These seven divisions are supported by an Administration division and a Marketing and Communications division. Learn more about the department at Georgia.org.

=== Global Commerce Division ===
The Georgia Department of Economic Development Global Commerce Division assists businesses with an interest in growing or locating in the state by coordinating a variety of services that include site location, employee training, market research and export assistance and consultation. In FY2012, assistance from the Global Commerce division led to 403 announced projects and nearly $6B in investment.

==== Entrepreneur & Small Business Development ====
With 97% of all Georgia businesses classified as small businesses, GDEcD supports this sector through several approaches such as direct company relationships, resource awareness, B-2-B opportunities and local-level business development.

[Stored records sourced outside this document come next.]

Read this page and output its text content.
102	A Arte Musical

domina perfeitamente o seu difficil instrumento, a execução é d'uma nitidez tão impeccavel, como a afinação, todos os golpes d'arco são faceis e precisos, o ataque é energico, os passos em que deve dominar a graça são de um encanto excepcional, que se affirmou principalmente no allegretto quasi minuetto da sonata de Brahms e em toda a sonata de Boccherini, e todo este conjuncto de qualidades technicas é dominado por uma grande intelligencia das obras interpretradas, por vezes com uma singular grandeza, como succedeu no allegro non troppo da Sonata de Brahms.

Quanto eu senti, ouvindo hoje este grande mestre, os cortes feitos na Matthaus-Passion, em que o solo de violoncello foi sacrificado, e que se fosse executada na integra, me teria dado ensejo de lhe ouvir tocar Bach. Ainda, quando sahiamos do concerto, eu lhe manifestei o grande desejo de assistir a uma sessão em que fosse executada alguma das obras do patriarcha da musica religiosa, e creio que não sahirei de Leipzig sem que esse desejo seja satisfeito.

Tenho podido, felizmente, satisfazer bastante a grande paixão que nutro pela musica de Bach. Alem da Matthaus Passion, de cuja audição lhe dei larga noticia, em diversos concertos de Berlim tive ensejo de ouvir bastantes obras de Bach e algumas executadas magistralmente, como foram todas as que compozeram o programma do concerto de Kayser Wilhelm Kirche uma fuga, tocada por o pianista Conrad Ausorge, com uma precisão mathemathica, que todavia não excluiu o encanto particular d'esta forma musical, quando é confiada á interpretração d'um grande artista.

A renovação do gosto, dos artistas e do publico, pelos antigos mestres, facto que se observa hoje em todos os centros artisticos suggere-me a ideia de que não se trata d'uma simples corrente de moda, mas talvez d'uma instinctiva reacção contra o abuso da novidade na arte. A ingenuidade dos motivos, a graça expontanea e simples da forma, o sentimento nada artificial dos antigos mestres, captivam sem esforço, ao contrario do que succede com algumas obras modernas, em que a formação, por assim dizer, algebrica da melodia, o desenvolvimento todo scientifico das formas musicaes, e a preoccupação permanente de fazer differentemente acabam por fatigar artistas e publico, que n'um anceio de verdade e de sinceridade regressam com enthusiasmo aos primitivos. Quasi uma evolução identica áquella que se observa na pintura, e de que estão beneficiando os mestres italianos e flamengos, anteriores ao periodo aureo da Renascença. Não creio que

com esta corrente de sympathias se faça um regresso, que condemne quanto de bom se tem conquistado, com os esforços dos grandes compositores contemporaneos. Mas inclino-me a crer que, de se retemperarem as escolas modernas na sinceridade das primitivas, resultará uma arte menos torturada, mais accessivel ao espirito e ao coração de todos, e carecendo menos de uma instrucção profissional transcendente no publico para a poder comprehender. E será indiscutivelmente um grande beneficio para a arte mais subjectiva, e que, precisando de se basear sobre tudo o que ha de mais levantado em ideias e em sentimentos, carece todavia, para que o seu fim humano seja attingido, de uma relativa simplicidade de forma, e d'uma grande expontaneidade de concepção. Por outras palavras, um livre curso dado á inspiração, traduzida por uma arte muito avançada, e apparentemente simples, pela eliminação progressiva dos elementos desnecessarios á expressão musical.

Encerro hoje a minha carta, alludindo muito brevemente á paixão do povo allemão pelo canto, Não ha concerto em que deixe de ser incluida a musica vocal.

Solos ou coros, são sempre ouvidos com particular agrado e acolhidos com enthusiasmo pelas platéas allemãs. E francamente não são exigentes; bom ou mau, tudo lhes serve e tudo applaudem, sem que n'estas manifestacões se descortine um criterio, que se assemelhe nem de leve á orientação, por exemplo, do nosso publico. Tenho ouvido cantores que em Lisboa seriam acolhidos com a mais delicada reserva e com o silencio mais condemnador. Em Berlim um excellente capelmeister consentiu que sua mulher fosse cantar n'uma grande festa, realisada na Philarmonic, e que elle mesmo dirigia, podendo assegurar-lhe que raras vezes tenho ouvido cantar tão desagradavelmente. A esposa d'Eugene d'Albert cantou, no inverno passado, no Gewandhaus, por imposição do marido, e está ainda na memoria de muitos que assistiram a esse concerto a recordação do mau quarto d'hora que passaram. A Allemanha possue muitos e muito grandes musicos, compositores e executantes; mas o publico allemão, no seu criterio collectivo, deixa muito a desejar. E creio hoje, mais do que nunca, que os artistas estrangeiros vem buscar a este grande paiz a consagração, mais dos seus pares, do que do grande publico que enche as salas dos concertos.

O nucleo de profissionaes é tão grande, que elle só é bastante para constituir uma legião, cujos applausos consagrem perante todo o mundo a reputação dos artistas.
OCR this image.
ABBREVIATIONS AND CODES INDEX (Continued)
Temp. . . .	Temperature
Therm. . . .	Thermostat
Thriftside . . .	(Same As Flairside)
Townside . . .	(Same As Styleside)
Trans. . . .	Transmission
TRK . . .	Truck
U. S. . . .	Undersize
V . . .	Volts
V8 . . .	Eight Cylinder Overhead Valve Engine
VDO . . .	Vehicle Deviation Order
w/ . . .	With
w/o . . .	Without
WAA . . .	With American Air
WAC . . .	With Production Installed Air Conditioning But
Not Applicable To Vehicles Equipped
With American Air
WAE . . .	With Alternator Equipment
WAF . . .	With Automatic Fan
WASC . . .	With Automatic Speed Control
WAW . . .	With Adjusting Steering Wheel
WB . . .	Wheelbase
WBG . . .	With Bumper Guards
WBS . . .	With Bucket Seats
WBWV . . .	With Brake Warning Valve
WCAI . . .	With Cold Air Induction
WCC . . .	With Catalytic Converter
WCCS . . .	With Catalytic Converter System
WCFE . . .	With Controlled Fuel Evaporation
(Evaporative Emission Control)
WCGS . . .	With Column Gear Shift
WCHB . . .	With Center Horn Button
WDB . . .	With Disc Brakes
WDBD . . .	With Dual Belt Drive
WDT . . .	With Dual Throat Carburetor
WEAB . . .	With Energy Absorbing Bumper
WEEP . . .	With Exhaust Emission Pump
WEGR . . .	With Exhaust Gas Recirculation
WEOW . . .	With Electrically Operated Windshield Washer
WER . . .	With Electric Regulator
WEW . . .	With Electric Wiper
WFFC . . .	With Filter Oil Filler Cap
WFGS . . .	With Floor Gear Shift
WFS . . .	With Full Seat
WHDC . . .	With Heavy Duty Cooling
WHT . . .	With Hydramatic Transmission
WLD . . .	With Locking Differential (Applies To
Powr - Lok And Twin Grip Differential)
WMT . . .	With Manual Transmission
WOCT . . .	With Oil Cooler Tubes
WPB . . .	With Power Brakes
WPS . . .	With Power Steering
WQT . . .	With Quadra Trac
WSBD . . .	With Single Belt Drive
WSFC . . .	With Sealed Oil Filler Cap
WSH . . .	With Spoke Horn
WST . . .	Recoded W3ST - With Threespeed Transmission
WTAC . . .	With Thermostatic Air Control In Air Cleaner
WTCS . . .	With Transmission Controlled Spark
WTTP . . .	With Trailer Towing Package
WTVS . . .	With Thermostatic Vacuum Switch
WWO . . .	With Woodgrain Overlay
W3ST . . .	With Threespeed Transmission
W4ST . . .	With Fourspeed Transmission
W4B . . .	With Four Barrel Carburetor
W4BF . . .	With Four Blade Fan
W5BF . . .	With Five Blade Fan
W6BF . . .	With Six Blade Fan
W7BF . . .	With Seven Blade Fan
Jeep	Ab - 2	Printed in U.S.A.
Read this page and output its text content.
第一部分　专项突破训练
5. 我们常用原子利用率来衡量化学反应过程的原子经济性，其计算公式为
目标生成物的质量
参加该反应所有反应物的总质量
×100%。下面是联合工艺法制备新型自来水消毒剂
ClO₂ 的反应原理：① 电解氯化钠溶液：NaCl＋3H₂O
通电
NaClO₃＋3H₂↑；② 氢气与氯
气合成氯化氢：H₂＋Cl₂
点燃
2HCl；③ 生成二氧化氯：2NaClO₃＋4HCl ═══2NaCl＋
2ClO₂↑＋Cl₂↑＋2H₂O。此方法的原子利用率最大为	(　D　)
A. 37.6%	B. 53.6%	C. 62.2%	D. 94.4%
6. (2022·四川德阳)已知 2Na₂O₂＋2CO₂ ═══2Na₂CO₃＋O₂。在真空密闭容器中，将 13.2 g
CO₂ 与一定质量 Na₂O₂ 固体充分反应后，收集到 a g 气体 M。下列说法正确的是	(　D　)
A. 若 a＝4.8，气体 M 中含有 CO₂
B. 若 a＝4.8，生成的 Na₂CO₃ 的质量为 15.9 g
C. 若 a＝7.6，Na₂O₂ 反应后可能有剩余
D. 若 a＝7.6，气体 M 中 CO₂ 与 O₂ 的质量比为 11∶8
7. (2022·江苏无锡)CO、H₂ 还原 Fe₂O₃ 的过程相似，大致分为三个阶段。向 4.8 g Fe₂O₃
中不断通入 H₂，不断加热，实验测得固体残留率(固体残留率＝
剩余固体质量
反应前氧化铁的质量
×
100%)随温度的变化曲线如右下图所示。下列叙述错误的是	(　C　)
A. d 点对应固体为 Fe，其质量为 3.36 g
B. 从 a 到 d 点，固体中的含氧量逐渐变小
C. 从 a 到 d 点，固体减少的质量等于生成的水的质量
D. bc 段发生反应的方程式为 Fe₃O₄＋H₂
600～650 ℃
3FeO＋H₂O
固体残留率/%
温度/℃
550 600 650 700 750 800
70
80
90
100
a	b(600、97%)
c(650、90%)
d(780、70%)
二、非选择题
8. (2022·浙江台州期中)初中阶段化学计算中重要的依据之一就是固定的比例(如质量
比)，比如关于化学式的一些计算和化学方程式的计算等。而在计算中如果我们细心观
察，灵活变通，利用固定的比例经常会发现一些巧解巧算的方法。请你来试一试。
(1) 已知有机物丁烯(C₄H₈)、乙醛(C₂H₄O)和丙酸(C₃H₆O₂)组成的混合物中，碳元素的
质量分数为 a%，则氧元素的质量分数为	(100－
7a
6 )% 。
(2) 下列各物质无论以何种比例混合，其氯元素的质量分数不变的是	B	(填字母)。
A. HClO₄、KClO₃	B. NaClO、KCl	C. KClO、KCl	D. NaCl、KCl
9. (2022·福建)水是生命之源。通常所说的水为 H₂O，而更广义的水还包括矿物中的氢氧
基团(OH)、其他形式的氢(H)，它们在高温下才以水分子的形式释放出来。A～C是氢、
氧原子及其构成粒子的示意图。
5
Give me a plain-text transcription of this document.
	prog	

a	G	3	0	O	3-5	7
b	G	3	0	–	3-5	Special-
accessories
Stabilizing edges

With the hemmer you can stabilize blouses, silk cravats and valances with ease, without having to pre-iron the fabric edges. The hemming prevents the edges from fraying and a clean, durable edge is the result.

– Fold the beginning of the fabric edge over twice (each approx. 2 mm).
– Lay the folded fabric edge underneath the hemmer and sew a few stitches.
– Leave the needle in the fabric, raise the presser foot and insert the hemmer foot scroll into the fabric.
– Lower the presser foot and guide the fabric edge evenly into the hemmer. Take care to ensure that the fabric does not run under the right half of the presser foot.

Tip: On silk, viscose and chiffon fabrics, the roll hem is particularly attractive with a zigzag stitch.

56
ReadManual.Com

=== International Trade Division ===
The Georgia Department of Economic Development International Trade Division works closely with companies in Georgia that are looking for global markets and with international firms looking to either locate to the United States or secure American business partners.

GDEcD has international representation in 11 markets including Brazil, Canada, Chile, China, Colombia, Germany, Japan, Korea, Mexico, Israel and the United Kingdom.

==== Centers of Innovation ====
The Centers of Innovation (COI) is a program designed to accelerate the growth of technology-based companies.

The COI program is composed of six centers: agribusiness, aerospace, energy, life sciences, logistics and manufacturing. Located in Atlanta, Augusta, Gainesville, Savannah, Tifton and Eastman.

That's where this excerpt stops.